Zacky tirava de letra, a paisagem do medo parecia não afetar ele de forma alguma. O meu melhor tempo era de 30 minutos o de Zacky eram de dois minutos e meio. Um record inacreditável, ele pulou, num piscar de olhos, do ultimo, para o segundo lugar, deixando Eric em terceiro. Eu nem preciso dizer como isso o afetava, lentamente as chances dele ser um líder estavam se esvaindo e isso o prejudicava nas avaliações. 

Eric andava muito estranho, extremamente irritado e sem paciência, mal humorado e seu lado sádico crescia a cada dia, a cada paisagem do medo, ele saia pior e mais duro. Eu mal tinha tempo de conversar com ele, passava a maior parte do tempo tentando me recuperar de meus medos pra sobreviver a próxima sessão. Eu seria cortada, de fato se eu continuasse piorando, estava entre os piores, abaixo da linha vermelha, e isso não podia continuar.

Naquele dia eu estava sem fome, depois de uma exaustiva sessão de treze medos.
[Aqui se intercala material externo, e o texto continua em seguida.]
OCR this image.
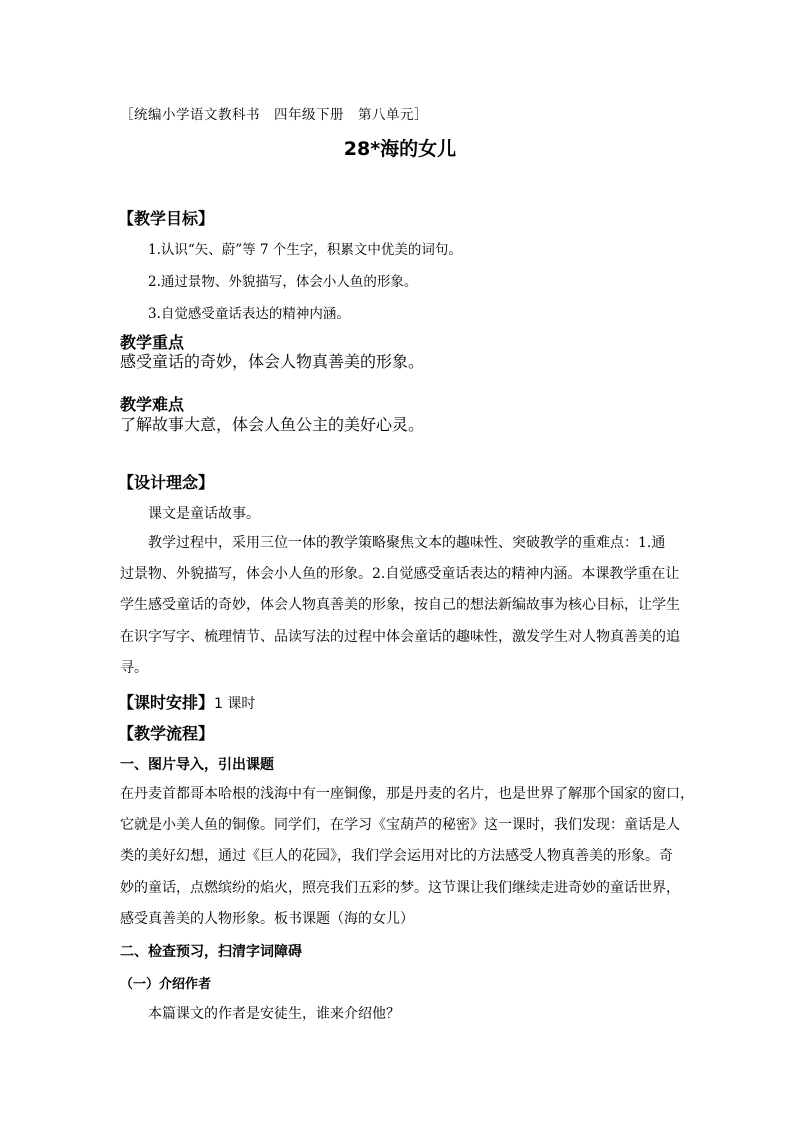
［统编小学语文教科书　四年级下册　第八单元］
28*海的女儿
【教学目标】
1.认识“矢、蔚”等 7 个生字，积累文中优美的词句。
2.通过景物、外貌描写，体会小人鱼的形象。
3.自觉感受童话表达的精神内涵。
教学重点
感受童话的奇妙，体会人物真善美的形象。
教学难点
了解故事大意，体会人鱼公主的美好心灵。
【设计理念】
课文是童话故事。
　　教学过程中，采用三位一体的教学策略聚焦文本的趣味性、突破教学的重难点：1.通
过景物、外貌描写，体会小人鱼的形象。2.自觉感受童话表达的精神内涵。本课教学重在让
学生感受童话的奇妙，体会人物真善美的形象，按自己的想法新编故事为核心目标，让学生
在识字写字、梳理情节、品读写法的过程中体会童话的趣味性，激发学生对人物真善美的追
寻。
【课时安排】1 课时
【教学流程】
一、图片导入，引出课题
在丹麦首都哥本哈根的浅海中有一座铜像，那是丹麦的名片，也是世界了解那个国家的窗口，
它就是小美人鱼的铜像。同学们，在学习《宝葫芦的秘密》这一课时，我们发现：童话是人
类的美好幻想，通过《巨人的花园》，我们学会运用对比的方法感受人物真善美的形象。奇
妙的童话，点燃缤纷的焰火，照亮我们五彩的梦。这节课让我们继续走进奇妙的童话世界，
感受真善美的人物形象。板书课题（海的女儿）
二、检查预习，扫清字词障碍
（一）介绍作者
　　本篇课文的作者是安徒生，谁来介绍他？
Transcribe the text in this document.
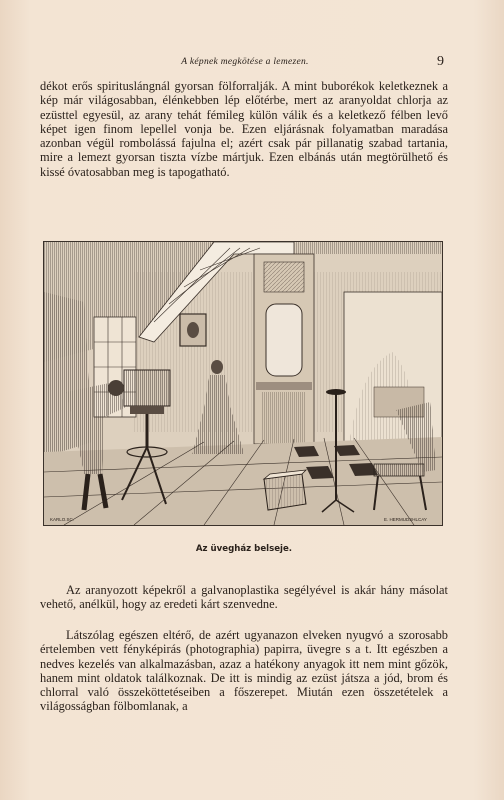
A képnek megkötése a lemezen.	9

dékot erős spirituslángnál gyorsan fölforralják. A mint buborékok keletkeznek a kép már világosabban, élénkebben lép előtérbe, mert az aranyoldat chlorja az ezüsttel egyesül, az arany tehát fémileg külön válik és a keletkező félben levő képet igen finom lepellel vonja be. Ezen eljárásnak folyamatban maradása azonban végül rombolássá fajulna el; azért csak pár pillanatig szabad tartania, mire a lemezt gyorsan tiszta vízbe mártjuk. Ezen elbánás után megtörülhető és kissé óvatosabban meg is tapogatható.

KARLO.SC.	E. HERMUDSHLCAY
Az üvegház belseje.

Az aranyozott képekről a galvanoplastika segélyével is akár hány másolat vehető, anélkül, hogy az eredeti kárt szenvedne.

Látszólag egészen eltérő, de azért ugyanazon elveken nyugvó a szorosabb értelemben vett fényképirás (photographia) papirra, üvegre s a t. Itt egészben a nedves kezelés van alkalmazásban, azaz a hatékony anyagok itt nem mint gőzök, hanem mint oldatok találkoznak. De itt is mindig az ezüst játsza a jód, brom és chlorral való összeköttetéseiben a főszerepet. Miután ezen összetételek a világosságban fölbomlanak, a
Tomei um banho e me troquei para andar um pouco.

- Zacky, preciso que você vá até a sala do medo.

- Algum problema Ben?

- Não, nada em especial, como você está segurando bem as paisagens do medo queremos... Fazer um teste com você. Se... Você permitir é claro.

Zacky levantou orgulhoso, ele finalmente era bom em algo, saiu do dormitório sorridente e enquanto Eric o olhava com desprezo que ele retribuiu triunfantemente com uma piscada. Eric apertou as mãos uma contra a outra e bufou voltando a demonstrar a expressão dura que se tornava cada vez mais rotineira.

- Tudo bem? - Eu perguntei para ele que somente assentiu - Quer vir caminhar comigo? - Obtive somente um gesto negativo com a cabeça - Tem certeza?

- Eu quero ficar sozinho - Ele respondeu de cabeça baixa, mas com a voz firme e feroz, eu me afastei e saí sem dizer nada, apesar de estar triste.

Não sabia direito onde foi que eu tinha perdido a conexão com ele, mas sentia falta das nossas conversas e de como ele era inteligente e acrescentava na minha vida com informações, que eu nunca pensei que teria um dia. Fui para a Caverna e me apoiando nas pedras desci o máximo que eu pude pra ficar perto do rio, o barulho das águas batendo nas pedras me ensurdeciam às vezes, e faziam com que eu também ficasse surda para os meus pensamentos ou flashs que passavam pela minha mente.

Naquele momento eu sentia muita saudade de casa, muita saudade do jeito calmo da Amizade, onde eu não sabia o que era medo, porque eu não tinha motivos pra ter medo. Saudade do sol batendo na minha janela de manhã e dos dias de preguiça onde eu fugia das tarefas, mas sempre era encontrada por algum dedo duro em cima de uma árvore. Saudade da Johanna e seus intermináveis sermões e até mesmo dos soros da paz. Eu precisava disso, de paz.

Tirei as botas depois de um longo tempo sentada ali, refletindo sobre como minha vida era antes de eu deixar meu sangue cair naquela tigela, tentei me lembrar da ultima vez que eu ouvi minha mãe dizer que me amava e enquanto arregaçava a barra da minha calça preta, lembrava que Kleiton era um grande candidato a meu futuro marido. Uma vez ele disse que me amava, mas eu não sabia se era de verdade. Talvez eu tenha perdido essa oportunidade.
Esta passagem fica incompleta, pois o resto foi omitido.